Dom był ogromny i ojciec zatrudniał dużo służby, a nawet miał kilkunastu niewolników, którzy mieli o niego dbać, ale też o ogród i jezioro. Była pełnia lata, więc Celina siedziała na tarasie przylegającym do jej pokoju i jadła śniadanie w skąpanym słońcem poranku. Obok niej siedziały dwie przyjaciółki, które korzystały z wakacji i odpoczywały u niej po wyczerpującym pierwszym roku studiów. Razem z Celiną studiowały filologię wszystkich polis. Bo mimo, że mówiono jednym językiem, każde z nich miało swoje wewnętrzne dialekty i właśnie one najbardziej interesowały dziewczyny.

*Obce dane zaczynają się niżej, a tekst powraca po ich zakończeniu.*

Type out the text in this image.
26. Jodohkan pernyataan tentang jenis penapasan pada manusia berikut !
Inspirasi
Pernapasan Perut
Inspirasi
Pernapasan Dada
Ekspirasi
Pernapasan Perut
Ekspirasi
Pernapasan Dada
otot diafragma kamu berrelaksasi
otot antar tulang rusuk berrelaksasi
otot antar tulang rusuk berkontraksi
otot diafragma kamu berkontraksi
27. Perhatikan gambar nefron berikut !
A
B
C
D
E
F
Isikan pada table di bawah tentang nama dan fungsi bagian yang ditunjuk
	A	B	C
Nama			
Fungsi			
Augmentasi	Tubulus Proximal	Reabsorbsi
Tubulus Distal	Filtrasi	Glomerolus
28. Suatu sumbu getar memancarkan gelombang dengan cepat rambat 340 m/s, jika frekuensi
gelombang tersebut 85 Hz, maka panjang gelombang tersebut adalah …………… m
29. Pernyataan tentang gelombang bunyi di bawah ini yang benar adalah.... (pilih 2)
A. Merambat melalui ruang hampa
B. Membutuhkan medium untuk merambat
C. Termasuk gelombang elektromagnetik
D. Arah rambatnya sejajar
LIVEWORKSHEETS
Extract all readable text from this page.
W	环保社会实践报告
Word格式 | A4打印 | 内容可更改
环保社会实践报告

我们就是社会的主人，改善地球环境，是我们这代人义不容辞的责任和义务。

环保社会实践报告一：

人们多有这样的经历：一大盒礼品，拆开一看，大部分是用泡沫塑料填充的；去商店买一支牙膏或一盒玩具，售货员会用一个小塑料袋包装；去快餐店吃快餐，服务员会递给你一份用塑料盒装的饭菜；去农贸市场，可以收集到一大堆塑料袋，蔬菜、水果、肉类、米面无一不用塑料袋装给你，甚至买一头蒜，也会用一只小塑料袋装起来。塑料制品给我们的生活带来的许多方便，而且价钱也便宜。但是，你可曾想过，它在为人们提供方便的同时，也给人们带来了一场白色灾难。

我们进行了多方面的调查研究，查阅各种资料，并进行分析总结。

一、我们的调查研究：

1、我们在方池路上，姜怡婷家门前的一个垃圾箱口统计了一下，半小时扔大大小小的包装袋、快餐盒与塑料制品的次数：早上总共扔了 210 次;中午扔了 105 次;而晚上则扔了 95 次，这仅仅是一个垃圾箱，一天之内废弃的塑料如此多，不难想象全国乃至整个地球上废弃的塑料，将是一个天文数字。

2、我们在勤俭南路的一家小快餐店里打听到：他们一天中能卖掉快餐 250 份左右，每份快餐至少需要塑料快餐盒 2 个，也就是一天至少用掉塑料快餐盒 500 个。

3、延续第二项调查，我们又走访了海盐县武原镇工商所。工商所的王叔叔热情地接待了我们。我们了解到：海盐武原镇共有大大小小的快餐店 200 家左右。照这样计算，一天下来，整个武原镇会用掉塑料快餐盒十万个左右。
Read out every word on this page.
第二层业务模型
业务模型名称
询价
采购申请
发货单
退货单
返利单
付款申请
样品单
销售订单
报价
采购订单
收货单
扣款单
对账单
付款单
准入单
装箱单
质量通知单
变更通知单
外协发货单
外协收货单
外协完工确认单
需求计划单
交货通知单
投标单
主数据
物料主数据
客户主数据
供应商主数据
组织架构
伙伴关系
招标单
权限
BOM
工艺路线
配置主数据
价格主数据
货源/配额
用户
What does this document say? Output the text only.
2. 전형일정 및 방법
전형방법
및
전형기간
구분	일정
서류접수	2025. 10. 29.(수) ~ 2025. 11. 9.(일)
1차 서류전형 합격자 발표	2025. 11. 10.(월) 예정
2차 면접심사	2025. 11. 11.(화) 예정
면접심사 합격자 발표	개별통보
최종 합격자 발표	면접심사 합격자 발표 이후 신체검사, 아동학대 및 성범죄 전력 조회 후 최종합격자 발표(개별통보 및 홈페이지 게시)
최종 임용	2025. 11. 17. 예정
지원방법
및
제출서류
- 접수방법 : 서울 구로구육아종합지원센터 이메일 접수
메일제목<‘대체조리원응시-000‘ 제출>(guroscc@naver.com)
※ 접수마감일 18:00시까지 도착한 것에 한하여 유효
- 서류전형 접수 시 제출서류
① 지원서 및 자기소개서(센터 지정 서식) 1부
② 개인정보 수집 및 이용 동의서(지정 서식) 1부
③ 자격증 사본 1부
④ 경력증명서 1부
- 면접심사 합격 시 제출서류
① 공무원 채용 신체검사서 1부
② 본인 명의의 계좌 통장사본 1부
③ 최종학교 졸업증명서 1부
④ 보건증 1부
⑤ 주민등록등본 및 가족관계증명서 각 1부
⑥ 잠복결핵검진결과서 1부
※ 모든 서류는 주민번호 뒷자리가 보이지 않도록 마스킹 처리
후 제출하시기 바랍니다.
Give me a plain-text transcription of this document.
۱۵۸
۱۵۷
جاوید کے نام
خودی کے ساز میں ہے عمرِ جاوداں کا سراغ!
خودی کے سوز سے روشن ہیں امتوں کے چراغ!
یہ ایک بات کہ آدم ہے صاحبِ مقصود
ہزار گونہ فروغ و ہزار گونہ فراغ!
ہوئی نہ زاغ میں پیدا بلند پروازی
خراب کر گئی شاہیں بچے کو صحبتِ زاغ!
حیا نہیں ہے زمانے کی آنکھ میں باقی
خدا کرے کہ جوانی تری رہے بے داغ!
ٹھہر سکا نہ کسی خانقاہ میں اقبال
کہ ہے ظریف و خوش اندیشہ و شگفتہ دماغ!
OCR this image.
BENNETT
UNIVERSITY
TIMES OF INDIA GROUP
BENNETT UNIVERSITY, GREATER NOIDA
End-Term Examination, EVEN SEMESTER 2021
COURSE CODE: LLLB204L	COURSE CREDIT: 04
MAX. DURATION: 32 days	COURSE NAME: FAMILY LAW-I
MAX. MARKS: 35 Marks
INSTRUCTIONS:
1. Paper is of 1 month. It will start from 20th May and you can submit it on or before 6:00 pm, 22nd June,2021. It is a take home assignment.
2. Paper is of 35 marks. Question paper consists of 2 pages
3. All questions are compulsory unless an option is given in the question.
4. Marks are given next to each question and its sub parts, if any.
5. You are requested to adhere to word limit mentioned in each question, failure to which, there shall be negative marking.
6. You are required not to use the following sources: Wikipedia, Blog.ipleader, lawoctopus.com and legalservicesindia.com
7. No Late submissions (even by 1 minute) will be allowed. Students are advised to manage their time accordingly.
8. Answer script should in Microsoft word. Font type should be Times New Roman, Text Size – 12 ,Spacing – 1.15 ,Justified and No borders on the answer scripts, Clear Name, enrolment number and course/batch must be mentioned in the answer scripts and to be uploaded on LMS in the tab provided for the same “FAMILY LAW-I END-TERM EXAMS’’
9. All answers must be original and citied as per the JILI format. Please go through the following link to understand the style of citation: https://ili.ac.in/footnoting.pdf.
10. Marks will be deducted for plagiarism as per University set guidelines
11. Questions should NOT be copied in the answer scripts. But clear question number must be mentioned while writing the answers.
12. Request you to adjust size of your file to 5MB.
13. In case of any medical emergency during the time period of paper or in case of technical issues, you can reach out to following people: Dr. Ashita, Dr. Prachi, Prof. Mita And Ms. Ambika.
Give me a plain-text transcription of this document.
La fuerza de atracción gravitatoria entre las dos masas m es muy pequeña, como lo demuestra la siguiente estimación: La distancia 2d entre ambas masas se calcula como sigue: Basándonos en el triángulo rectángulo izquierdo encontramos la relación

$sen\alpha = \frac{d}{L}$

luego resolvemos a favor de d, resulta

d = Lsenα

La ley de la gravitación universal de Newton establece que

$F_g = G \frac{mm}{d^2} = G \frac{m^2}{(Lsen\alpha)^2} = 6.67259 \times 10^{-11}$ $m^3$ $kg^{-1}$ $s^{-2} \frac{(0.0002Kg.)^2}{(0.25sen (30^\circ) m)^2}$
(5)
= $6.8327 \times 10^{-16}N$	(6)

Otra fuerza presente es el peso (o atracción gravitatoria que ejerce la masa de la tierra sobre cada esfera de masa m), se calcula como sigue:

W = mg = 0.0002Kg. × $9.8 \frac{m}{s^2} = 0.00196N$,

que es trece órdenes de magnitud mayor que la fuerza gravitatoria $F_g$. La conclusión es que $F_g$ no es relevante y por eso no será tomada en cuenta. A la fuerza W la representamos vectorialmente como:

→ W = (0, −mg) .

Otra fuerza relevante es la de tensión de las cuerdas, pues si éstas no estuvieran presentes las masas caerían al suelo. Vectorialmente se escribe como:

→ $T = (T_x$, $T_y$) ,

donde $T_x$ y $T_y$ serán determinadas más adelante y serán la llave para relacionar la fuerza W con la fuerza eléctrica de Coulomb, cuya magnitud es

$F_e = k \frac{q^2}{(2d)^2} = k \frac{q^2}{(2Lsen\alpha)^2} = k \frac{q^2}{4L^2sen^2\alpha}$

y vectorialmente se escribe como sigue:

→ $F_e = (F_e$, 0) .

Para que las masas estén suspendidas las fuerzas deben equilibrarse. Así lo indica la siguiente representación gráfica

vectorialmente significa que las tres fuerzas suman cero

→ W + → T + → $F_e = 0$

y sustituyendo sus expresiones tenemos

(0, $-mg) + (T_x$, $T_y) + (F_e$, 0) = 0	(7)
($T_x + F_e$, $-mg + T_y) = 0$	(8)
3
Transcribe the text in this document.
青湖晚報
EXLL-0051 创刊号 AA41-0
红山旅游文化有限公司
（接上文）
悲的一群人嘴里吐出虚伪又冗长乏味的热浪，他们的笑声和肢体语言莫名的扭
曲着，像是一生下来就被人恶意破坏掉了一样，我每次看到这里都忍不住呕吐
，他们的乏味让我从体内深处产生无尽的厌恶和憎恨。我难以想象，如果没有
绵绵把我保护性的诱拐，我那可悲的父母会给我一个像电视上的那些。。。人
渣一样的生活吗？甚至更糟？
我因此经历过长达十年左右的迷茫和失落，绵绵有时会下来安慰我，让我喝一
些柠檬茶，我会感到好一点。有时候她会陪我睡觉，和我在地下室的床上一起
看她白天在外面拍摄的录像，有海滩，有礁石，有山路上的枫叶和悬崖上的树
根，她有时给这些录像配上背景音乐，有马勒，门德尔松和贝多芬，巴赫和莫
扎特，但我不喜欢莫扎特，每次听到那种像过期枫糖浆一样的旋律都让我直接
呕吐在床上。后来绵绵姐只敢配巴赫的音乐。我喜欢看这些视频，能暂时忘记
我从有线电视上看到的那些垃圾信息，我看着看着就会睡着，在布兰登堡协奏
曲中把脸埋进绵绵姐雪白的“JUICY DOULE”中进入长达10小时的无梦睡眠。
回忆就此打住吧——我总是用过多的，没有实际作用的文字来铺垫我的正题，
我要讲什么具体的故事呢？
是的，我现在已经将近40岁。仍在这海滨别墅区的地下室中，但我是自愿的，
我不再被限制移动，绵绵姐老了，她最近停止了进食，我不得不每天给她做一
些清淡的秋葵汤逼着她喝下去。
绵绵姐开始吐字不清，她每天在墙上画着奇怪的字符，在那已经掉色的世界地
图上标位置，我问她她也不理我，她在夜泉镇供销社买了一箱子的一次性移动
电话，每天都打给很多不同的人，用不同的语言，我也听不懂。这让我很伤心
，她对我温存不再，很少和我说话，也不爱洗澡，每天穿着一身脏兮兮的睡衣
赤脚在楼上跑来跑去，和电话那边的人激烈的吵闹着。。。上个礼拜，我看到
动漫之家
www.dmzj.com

- Co dzisiaj robimy? – spytała Celina przyjaciółek. Jedna miała na imię Anka a druga Kaśka i były jej ciotecznymi siostrami od strony ojca w pierwszym pokoleniu. A dokładnie, były córkami siostry rodzonej Olafa. Od strony matki nie było uprzywilejowanych osób. Celina i Anka miały dwadzieścia lat, a Kaśka dziewiętnaście. Ale obie rodziny stwierdziły, że fajnie by było gdyby wszystkie uczyły się jednocześnie i tak Kaśce skrócono o rok dzieciństwo posyłając wcześniej do szkoły.
- Nie wiem – odparła Anka i ziewnęła – ja to bym poszła jeszcze spać.
- Zwariowałaś? Jest taki piękny dzień. Może popłyniemy łódką na wyspę i tam się poopalamy bez kostiumów – zaproponowała Kaśka.
- Łał, szałowo – zaśmiała się Anka.
- Weźmy od razu coś do jedzenia – podchwyciła pomysł Celina – to zostaniemy tam do wieczora.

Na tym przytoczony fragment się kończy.